In 2016, Katowice reported an operating balance of PLN 236 million or 14% of operating revenue, which was high also due to the one-off civil activities tax revenue of PLN 54 million. For 2017 the city also expects PLN 27 million of extraordinary civil activities tax revenue and Firch projects the operating balance could be about PLN 220 million or 13% of operating revenue. Due to extraordinary revenues, the operating balance increased above the PLN 200 million benchmark from 2015 and was higher than the average PLN 168 million achieved in 2011-2014.

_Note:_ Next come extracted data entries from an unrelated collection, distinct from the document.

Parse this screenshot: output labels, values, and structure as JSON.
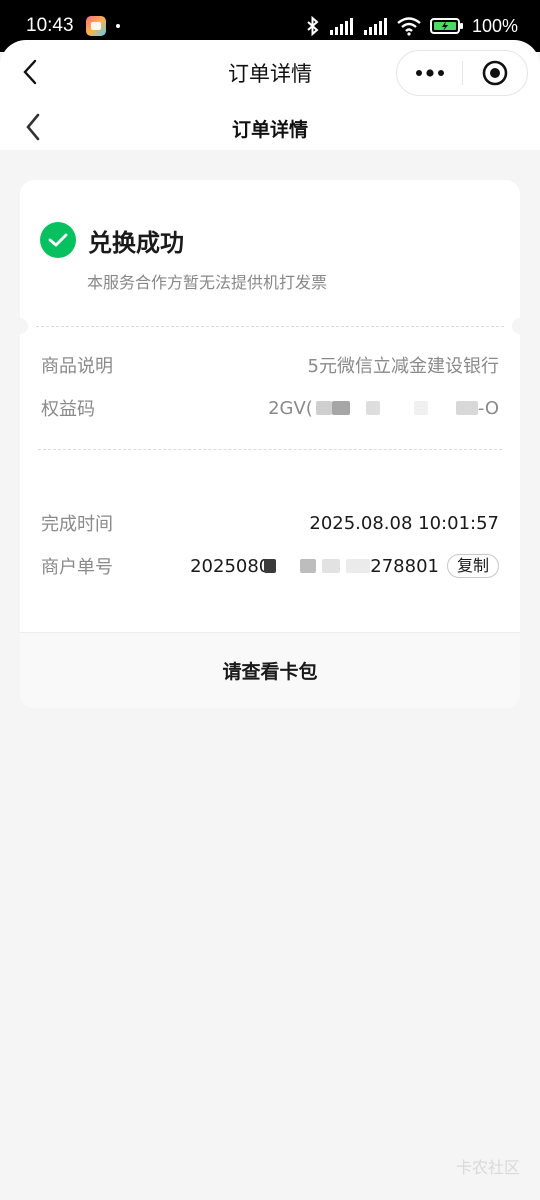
{
  "status_bar": {
    "time": "10:43",
    "battery": "100%"
  },
  "top_bar": {
    "title": "订单详情"
  },
  "page_nav": {
    "title": "订单详情"
  },
  "order": {
    "status_title": "兑换成功",
    "status_subtitle": "本服务合作方暂无法提供机打发票",
    "product_label": "商品说明",
    "product_value": "5元微信立减金建设银行",
    "code_label": "权益码",
    "code_value_prefix": "2GV(",
    "code_value_suffix": "-O",
    "complete_time_label": "完成时间",
    "complete_time_value": "2025.08.08 10:01:57",
    "merchant_no_label": "商户单号",
    "merchant_no_prefix": "2025080",
    "merchant_no_suffix": "278801",
    "copy_label": "复制"
  },
  "footer": {
    "link_label": "请查看卡包"
  },
  "watermark": "卡农社区",
  "colors": {
    "success": "#07c160",
    "background": "#f5f5f5"
  },
  "icons": {
    "back": "chevron-left-icon",
    "more": "more-dots-icon",
    "close": "target-close-icon",
    "success": "check-circle-icon"
  }
}
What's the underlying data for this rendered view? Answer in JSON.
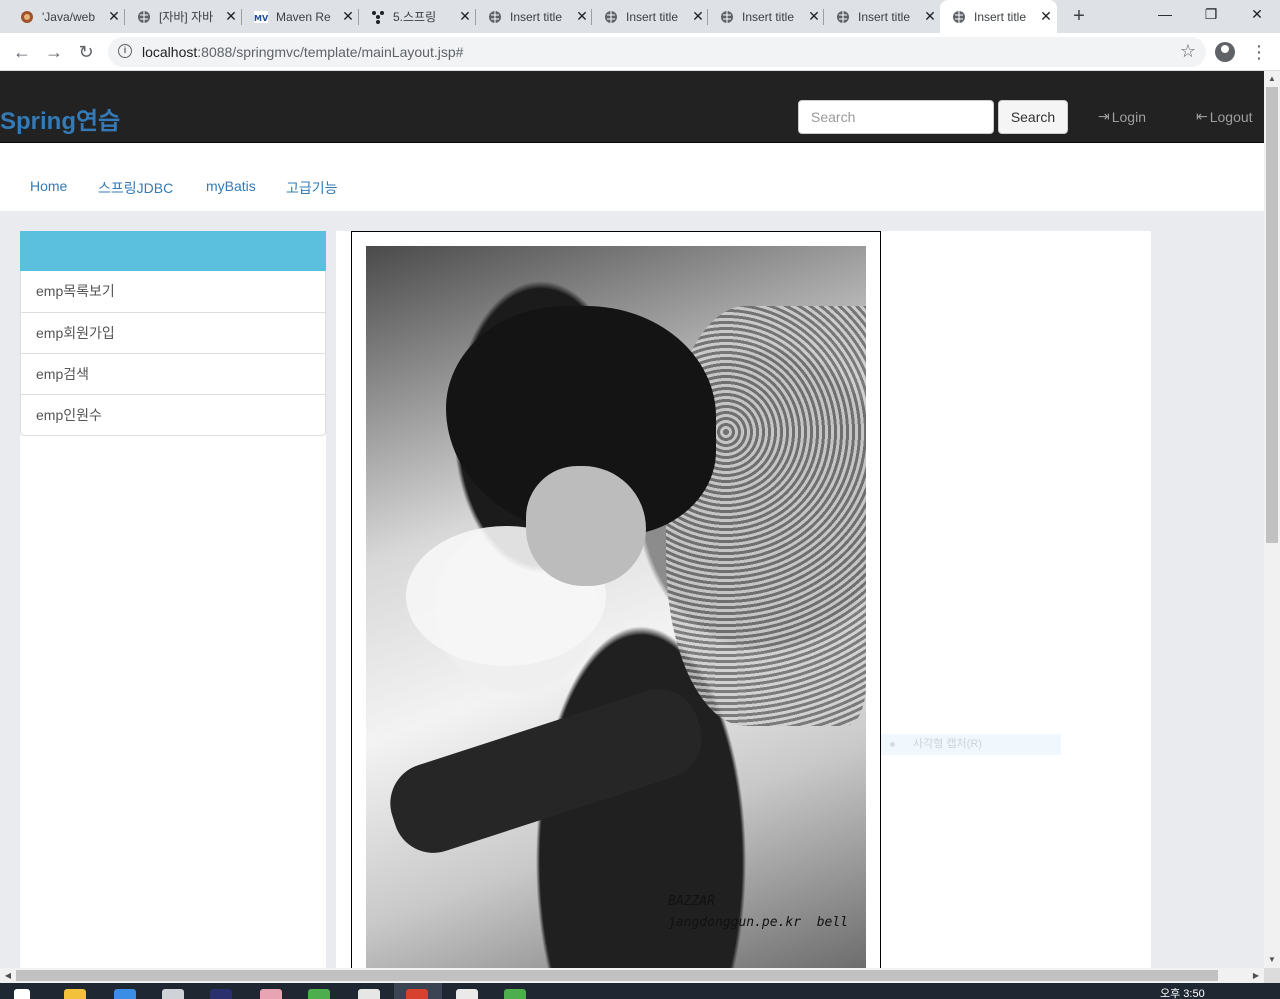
{
  "browser": {
    "tabs": [
      {
        "title": "'Java/web",
        "favicon": "pie-icon"
      },
      {
        "title": "[자바] 자바",
        "favicon": "globe-icon"
      },
      {
        "title": "Maven Re",
        "favicon": "mvn-icon"
      },
      {
        "title": "5.스프링",
        "favicon": "tree-icon"
      },
      {
        "title": "Insert title",
        "favicon": "globe-icon"
      },
      {
        "title": "Insert title",
        "favicon": "globe-icon"
      },
      {
        "title": "Insert title",
        "favicon": "globe-icon"
      },
      {
        "title": "Insert title",
        "favicon": "globe-icon"
      },
      {
        "title": "Insert title",
        "favicon": "globe-icon"
      }
    ],
    "active_tab_index": 8,
    "url_host": "localhost",
    "url_rest": ":8088/springmvc/template/mainLayout.jsp#"
  },
  "site": {
    "brand": "Spring연습",
    "search_placeholder": "Search",
    "search_button": "Search",
    "login_label": "Login",
    "logout_label": "Logout"
  },
  "menu": {
    "items": [
      "Home",
      "스프링JDBC",
      "myBatis",
      "고급기능"
    ]
  },
  "sidebar": {
    "items": [
      "emp목록보기",
      "emp회원가입",
      "emp검색",
      "emp인원수"
    ]
  },
  "content": {
    "photo_caption_line1": "BAZZAR",
    "photo_caption_line2": "jangdonggun.pe.kr  bell",
    "overlay_text": "사각형 캡처(R)"
  },
  "taskbar": {
    "clock": "오후 3:50"
  },
  "colors": {
    "brand": "#337ab7",
    "header_bg": "#222222",
    "sidebar_head": "#5bc0de"
  }
}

To finance the planned investments Katowice has secured financing through a loan from the EIB, which will have a smoothly amortising and long-term repayment schedule, lowering the pressure on debt service for the city’s budget. Katowice’s debt will peak at around PLN 820 million by 2020, from PLN 654 million at end-2016. Direct debt should remain moderate relative to current revenues and not exceed 45% in 2020 (2016: 39%). Analysts project the debt payback ratio (direct-debt-to-current-balance) to stay healthy at around four years (2016: 2,8 years), despite the projected debt growth.
The city is the center of a large Katowice conurbation, with 2 million inhabitants out of 4,6 million in the whole Silesian region. The city’s economy is well-diversified and service-orientated with 67,8% of gross value added from this sector in 2014 (national average: 62,8%). GDP per capita in the Katowice sub-region is relatively stable, accounting for 137% of the national average in 2014. The foundation of a metropolis from mid-2017, consisting of 41 municipalities with Katowice as the center, should have a low financial impact on the expenditure side of the city’s budget in the medium term. The metropolis bears opportunities for joint investments and streamlined municipal services (eg public transportation) thus Fitch expects it to have a positive impact on Katowice’s local economy and budget.
The ratings could be upgraded if Katowice improves its operating performance with an operating margin of about 15% on a sustained basis and maintains a debt payback ratio of below three years, providing the sovereign ratings are also upgraded.
Conversely, a sharper than expected deterioration in the city’s debt payback ratio to above eight years, due to a sustained weakening in the operating margin or a significant rise in the city’s direct debt to above 70% of current revenue, could result in negative rating action. Additionally, a downgrade of the sovereign rating would lead to a downgrade.